Internationalization(i18n)

GNU Mailman project uses Weblate for translations. If you are interested to port Mailman to various languages, please head over to Weblate and create an account to get started with translations.

Weblate has very good documentation on how to use it:

Please do not create Merge Requests for translations since it can create merge conflicts when pulling changes from Weblate and break automation which pulls and pushes changes between Gitlab and Weblate.

Offline translations

If you have existing translated .po files, or you would prefer to work Offline, you can download the .po files from Weblate and upload them through the web interface when you are done. This helps with keeping the merge request based workflow to ingest translations from Weblate and still allowing folks to use their preferred local editing environment.

Please see Weblate’s documentation on downloading and uploading po files.

Integration with Weblate

Integration with source control in Gitlab and translation project in Weblate works using webhooks and some scripts.
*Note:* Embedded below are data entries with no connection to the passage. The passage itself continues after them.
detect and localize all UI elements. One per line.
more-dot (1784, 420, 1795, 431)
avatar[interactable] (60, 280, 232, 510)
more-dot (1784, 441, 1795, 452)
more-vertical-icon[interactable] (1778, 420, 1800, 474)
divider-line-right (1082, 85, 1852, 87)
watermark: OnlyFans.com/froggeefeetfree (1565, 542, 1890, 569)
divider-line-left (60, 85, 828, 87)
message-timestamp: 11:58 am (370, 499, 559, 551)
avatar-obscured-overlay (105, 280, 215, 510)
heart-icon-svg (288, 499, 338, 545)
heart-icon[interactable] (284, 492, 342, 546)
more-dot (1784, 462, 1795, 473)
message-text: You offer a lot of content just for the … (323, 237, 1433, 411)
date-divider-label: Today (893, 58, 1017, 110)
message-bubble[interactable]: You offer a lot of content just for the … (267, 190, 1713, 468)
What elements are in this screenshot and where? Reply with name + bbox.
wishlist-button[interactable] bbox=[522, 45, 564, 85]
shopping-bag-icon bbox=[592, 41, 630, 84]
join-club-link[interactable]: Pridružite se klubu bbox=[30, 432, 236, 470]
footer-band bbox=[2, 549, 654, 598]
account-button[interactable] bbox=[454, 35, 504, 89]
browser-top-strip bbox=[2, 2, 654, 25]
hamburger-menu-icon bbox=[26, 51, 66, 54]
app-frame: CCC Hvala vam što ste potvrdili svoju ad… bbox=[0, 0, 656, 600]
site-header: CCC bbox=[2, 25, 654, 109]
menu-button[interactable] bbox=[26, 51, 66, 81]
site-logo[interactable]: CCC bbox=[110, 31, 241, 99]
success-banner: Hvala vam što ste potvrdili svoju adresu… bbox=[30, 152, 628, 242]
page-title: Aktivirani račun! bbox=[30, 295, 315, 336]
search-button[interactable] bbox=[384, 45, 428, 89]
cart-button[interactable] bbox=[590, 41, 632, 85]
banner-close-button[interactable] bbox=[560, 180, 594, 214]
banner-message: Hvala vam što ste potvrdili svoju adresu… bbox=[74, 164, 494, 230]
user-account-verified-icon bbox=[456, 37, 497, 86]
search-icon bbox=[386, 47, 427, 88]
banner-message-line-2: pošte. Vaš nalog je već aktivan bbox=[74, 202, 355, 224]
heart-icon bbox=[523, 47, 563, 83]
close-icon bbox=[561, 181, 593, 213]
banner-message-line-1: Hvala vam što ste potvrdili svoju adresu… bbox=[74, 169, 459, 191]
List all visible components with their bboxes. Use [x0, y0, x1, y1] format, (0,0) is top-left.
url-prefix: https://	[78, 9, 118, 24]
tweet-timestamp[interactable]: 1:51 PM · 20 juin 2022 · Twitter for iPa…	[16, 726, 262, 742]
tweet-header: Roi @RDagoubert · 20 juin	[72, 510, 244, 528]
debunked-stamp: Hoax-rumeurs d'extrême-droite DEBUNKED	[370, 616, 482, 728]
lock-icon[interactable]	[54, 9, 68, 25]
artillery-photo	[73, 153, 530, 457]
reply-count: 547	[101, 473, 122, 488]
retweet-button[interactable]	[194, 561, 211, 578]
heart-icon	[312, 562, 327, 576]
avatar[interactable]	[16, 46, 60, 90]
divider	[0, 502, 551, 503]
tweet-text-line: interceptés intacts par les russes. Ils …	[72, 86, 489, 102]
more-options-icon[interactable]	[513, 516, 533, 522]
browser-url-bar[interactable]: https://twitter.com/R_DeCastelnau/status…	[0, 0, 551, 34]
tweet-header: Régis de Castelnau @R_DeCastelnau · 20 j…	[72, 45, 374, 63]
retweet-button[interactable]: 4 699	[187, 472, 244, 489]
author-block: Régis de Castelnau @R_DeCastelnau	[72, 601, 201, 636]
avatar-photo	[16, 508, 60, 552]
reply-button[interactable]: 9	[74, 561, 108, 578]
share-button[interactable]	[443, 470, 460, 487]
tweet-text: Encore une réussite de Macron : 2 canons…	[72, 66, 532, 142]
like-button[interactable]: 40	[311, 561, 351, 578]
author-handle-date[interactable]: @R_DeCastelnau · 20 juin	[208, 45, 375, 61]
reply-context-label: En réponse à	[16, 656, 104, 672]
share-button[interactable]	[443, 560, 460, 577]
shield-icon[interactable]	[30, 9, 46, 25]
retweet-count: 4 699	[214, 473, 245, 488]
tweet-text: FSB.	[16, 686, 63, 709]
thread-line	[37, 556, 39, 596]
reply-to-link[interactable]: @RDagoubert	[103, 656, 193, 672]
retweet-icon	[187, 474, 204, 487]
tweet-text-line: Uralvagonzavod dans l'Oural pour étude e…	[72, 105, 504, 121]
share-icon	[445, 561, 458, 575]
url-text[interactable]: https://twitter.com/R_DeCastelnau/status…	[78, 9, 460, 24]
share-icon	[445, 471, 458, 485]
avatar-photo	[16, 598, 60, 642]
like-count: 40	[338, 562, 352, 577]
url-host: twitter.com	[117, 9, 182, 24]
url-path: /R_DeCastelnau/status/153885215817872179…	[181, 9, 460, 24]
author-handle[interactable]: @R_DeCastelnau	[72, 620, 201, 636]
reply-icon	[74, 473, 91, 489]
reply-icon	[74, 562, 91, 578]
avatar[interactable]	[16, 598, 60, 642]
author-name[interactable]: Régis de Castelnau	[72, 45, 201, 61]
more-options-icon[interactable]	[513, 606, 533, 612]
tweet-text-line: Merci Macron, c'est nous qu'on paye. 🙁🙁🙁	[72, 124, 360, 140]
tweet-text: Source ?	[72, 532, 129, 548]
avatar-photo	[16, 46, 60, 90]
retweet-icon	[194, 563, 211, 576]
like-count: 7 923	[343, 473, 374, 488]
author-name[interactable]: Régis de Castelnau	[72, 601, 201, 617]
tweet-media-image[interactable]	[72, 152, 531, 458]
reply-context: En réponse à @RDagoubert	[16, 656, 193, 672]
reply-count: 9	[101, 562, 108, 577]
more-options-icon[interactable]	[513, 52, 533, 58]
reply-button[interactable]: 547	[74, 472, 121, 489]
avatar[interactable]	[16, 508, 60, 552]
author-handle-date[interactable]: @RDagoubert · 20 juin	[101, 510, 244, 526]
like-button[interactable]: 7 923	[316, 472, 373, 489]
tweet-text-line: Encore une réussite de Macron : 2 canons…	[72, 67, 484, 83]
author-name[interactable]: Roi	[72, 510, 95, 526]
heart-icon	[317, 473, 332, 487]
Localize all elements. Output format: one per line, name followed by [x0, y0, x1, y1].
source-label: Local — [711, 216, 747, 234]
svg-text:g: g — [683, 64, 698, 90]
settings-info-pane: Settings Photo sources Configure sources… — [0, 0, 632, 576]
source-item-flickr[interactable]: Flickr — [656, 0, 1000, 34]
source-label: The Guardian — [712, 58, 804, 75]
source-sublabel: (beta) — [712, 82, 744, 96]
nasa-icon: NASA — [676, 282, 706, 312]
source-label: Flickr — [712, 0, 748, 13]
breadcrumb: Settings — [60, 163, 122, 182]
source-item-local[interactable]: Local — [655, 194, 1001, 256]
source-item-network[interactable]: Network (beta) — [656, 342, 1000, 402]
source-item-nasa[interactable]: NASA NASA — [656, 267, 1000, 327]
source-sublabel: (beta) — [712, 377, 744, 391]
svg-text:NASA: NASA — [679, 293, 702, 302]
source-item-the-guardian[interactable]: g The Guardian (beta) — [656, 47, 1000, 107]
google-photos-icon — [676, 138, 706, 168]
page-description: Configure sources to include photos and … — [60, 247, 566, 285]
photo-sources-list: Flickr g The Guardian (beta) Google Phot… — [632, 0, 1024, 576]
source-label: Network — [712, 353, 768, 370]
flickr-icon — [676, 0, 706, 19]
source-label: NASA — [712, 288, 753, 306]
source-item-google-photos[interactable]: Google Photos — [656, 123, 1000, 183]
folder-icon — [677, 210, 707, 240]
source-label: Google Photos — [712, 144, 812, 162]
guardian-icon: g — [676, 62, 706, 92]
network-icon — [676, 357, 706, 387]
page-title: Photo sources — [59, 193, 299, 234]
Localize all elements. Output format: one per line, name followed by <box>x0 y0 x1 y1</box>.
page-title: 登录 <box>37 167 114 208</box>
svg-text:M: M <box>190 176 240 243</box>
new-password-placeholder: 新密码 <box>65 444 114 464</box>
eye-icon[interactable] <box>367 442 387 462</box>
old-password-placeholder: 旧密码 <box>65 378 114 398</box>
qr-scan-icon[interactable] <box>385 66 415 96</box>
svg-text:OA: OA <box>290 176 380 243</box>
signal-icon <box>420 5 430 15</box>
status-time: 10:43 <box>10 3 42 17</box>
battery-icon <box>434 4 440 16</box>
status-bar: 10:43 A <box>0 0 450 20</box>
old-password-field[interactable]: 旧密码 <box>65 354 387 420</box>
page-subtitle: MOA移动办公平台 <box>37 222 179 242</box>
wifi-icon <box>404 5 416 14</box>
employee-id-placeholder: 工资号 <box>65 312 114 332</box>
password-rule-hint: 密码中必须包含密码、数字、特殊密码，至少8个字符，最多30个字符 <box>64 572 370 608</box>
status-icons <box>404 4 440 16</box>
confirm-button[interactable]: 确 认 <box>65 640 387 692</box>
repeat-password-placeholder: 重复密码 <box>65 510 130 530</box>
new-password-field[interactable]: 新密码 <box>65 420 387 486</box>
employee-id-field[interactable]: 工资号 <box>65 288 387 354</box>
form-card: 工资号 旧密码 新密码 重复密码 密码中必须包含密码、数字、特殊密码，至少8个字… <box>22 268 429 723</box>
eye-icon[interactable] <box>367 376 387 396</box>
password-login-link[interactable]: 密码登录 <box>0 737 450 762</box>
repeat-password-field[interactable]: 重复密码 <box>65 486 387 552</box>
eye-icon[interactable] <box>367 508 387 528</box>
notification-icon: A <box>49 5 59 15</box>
Weblate supports webhooks for notifications when there are changes to the source control. This allows pulling changes to source strings from Gitlab by adding a webhook notification in Gitlab.

Translations are converted to Git commits in Weblate and it is configured to send back those commits as Merge Requests, every 24 hours, to Mailman’s Gitlab projects. Each commit corresponds to a single Author and Language. We do not squash these commits so as to retain the original commits with Authorship info.